Parkinson's disease is a neurodegenerative disorder where a progressive loss of dopamine neurons occurs in the substantia nigra of ventral mesencephalon. The cause of the disease is unknown but for instance, neuroinflammation has shown to be involved.
Treatment is primarily based on l-dopa therapy, but severe side effects such as dyskinesia is developed over time, which demands for development of alternate treatment strategies such as replacing the lost dopamine neurons with new neurons. Therefore grafting therapy was developed. Prior to the initial grafting trials in patients suffering from Parkinson's disease were conducted, it had been documented in animal experiments that transplanted dopamine neurons could innervate the host brain, release dopamine, and form proper synaptic contacts with the host brain. However, clinical trials of grafting in Parkinson's disease was recently thoroughly evaluated and the outcome lead to conclusions about drawbacks concerning cell viability, cell availability, short-distance reinnervation, and side effects such as dyskinesia developed after grafting. Therefore more basic animal experiments are needed before further advancements in the clinics are possible. For example, from animal experiments it has been shown that although many dopamine neurons project to the host brain there is a subpopulation of dopamine neurons that do not target the host striatum. Thus, we need to study what factors may hinder/trigger dopamine neurons to grow. Furthermore, little is still known about the mechanisms how l-dopa is converted to dopamine in the dopamine-depleted brain. The increased neuroinflammatory state of the parkinsonian brain might influence the outcome of grafting therapy. Therefore our research is focused on how to trigger dopamine neurons to form their nerve fibers, how l-dopa is converted to dopamine, and what influences neuroinflammation.
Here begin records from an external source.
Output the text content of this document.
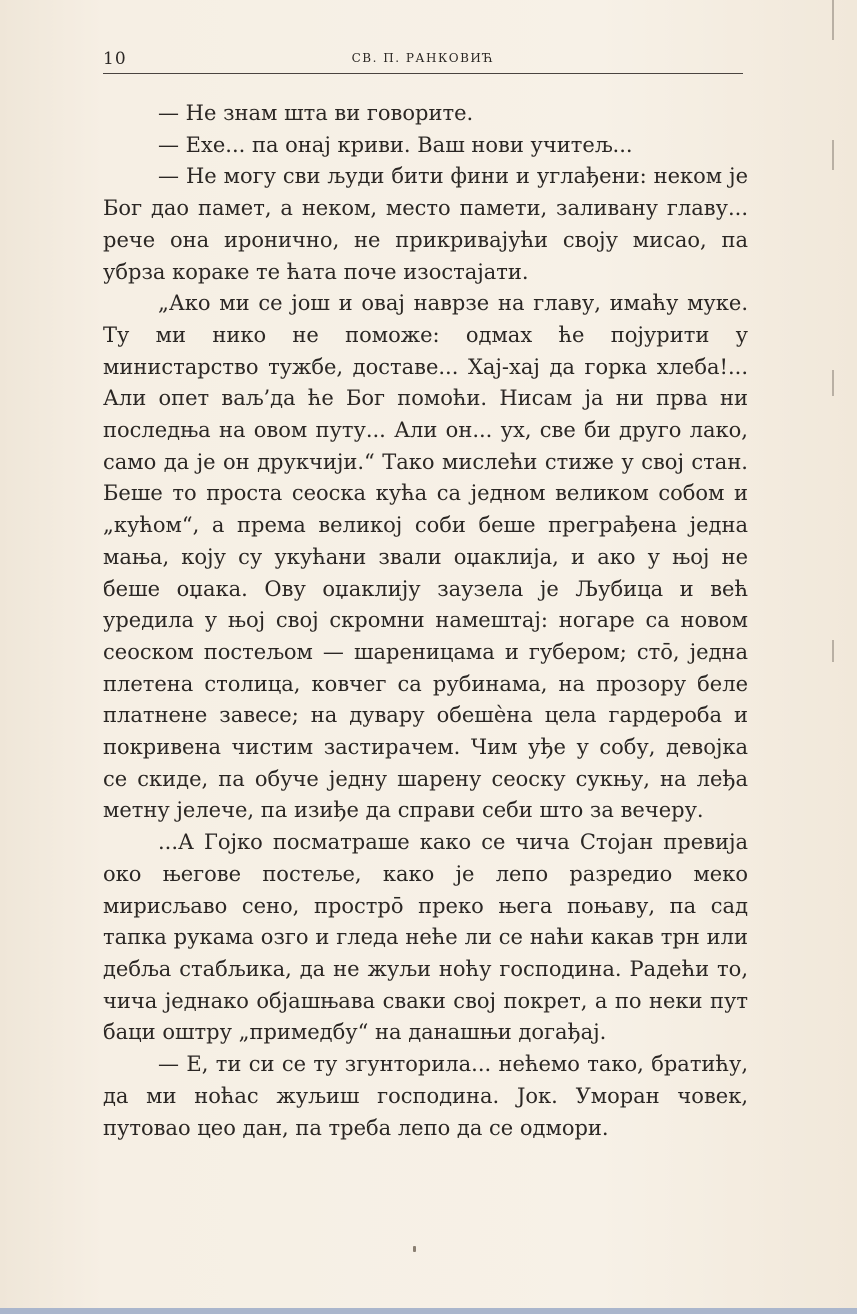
10	СВ. П. РАНКОВИЋ

— Не знам шта ви говорите.

— Ехе... па онај криви. Ваш нови учитељ...

— Не могу сви људи бити фини и углађени: неком је Бог дао памет, а неком, место памети, заливану главу... рече она иронично, не прикривајући своју мисао, па убрза кораке те ћата поче изостајати.

„Ако ми се још и овај наврзе на главу, имаћу муке. Ту ми нико не поможе: одмах ће појурити у министарство тужбе, доставе... Хај-хај да горка хлеба!... Али опет ваљ’да ће Бог помоћи. Нисам ја ни прва ни последња на овом путу... Али он... ух, све би друго лако, само да је он друкчији.“ Тако мислећи стиже у свој стан. Беше то проста сеоска кућа са једном великом собом и „кућом“, а према великој соби беше преграђена једна мања, коју су укућани звали оџаклија, и ако у њој не беше оџака. Ову оџаклију заузела је Љубица и већ уредила у њој свој скромни намештај: ногаре са новом сеоском постељом — шареницама и губером; сто̄, једна плетена столица, ковчег са рубинама, на прозору беле платнене завесе; на дувару обешѐна цела гардероба и покривена чистим застирачем. Чим уђе у собу, девојка се скиде, па обуче једну шарену сеоску сукњу, на леђа метну јелече, па изиђе да справи себи што за вечеру.

...А Гојко посматраше како се чича Стојан превија око његове постеље, како је лепо разредио меко мирисљаво сено, простро̄ преко њега поњаву, па сад тапка рукама озго и гледа неће ли се наћи какав трн или дебља стабљика, да не жуљи ноћу господина. Радећи то, чича једнако објашњава сваки свој покрет, а по неки пут баци оштру „примедбу“ на данашњи догађај.

— Е, ти си се ту згунторила... нећемо тако, братићу, да ми ноћас жуљиш господина. Јок. Уморан човек, путовао цео дан, па треба лепо да се одмори.
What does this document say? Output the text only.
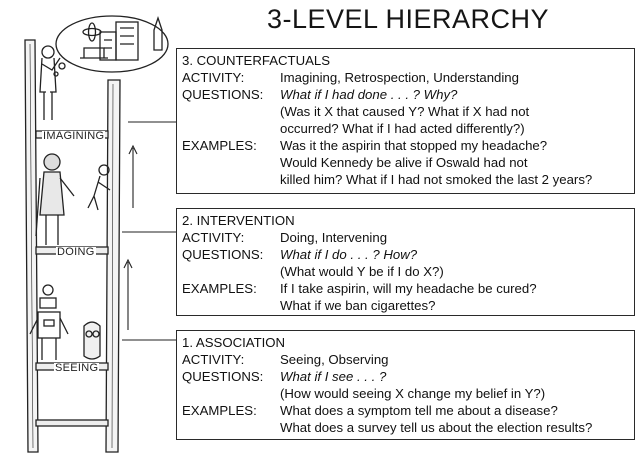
3-LEVEL HIERARCHY
IMAGINING
DOING
SEEING
3. COUNTERFACTUALS
ACTIVITY:	Imagining, Retrospection, Understanding
QUESTIONS: What if I had done . . . ? Why?
(Was it X that caused Y? What if X had not
occurred? What if I had acted differently?)
EXAMPLES: Was it the aspirin that stopped my headache?
Would Kennedy be alive if Oswald had not
killed him? What if I had not smoked the last 2 years?
2. INTERVENTION
ACTIVITY:	Doing, Intervening
QUESTIONS: What if I do . . . ? How?
(What would Y be if I do X?)
EXAMPLES: If I take aspirin, will my headache be cured?
What if we ban cigarettes?
1. ASSOCIATION
ACTIVITY:	Seeing, Observing
QUESTIONS: What if I see . . . ?
(How would seeing X change my belief in Y?)
EXAMPLES: What does a symptom tell me about a disease?
What does a survey tell us about the election results?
To improve nerve fiber formation from dopamine neurons organotypic tissue cultures are utilized. The results have documented that neurons form their neurites in two temporally separated sequences, where the initially formed nerve fibers are produced in the absence of glial cells while the secondly formed sequence is growing onto migrating astrocytes. Effects of the nerve growth factor GDNF (glial cell line-derived neurotrohpic factor) has shown to affect the glial-associated nerve fiber growth. Our research is today focused on the role of astrocytes for their production of neurotrophic factors and extracellular matrix molecules such as tenascin and proteoglycans.
Using rapid and spatially resolved catecholamine-sensitive sensors it is possible to detect dopamine in vivo in the brain while l-dopa is not detectable. We are studying how chronic treatment with l-dopa influences extracellular dopamine released by potassium in normal and dopamine-depleted striata. Comparisons of dopamine levels are made between animals with and without dyskinesia, developed by chronic l-dopa treatment. The role of serotonergic nerve fibers when l-dopa is converted to dopamine is investigated.
During the experimental dopamine denervating process neuroinflammatory reaction is obvious. Given diet enriched in antioxidants increases an early, transient microglia reaction, which promotes regeneration of the dopamine system. Regeneration is not found in controls, where instead a slowly increasing microglia reaction is found. Factors influencing this early, transient inflammatory event is investigated. Furthermore, it is hypothesized that the noradrenergic innervation of dopamine neurons coming from locus coeruleus protects against neuroinflammation. Interestingly, in Parkinson's disease the loss of noradrenergic neurons in locus coeruleus is greater than the loss of dopamine neurons and thus might take part in the ongoing neuroinflammatory progress in Parkinson's disease. Therefore, the interactions of locus coeruleus and the substantia nigra are investigated.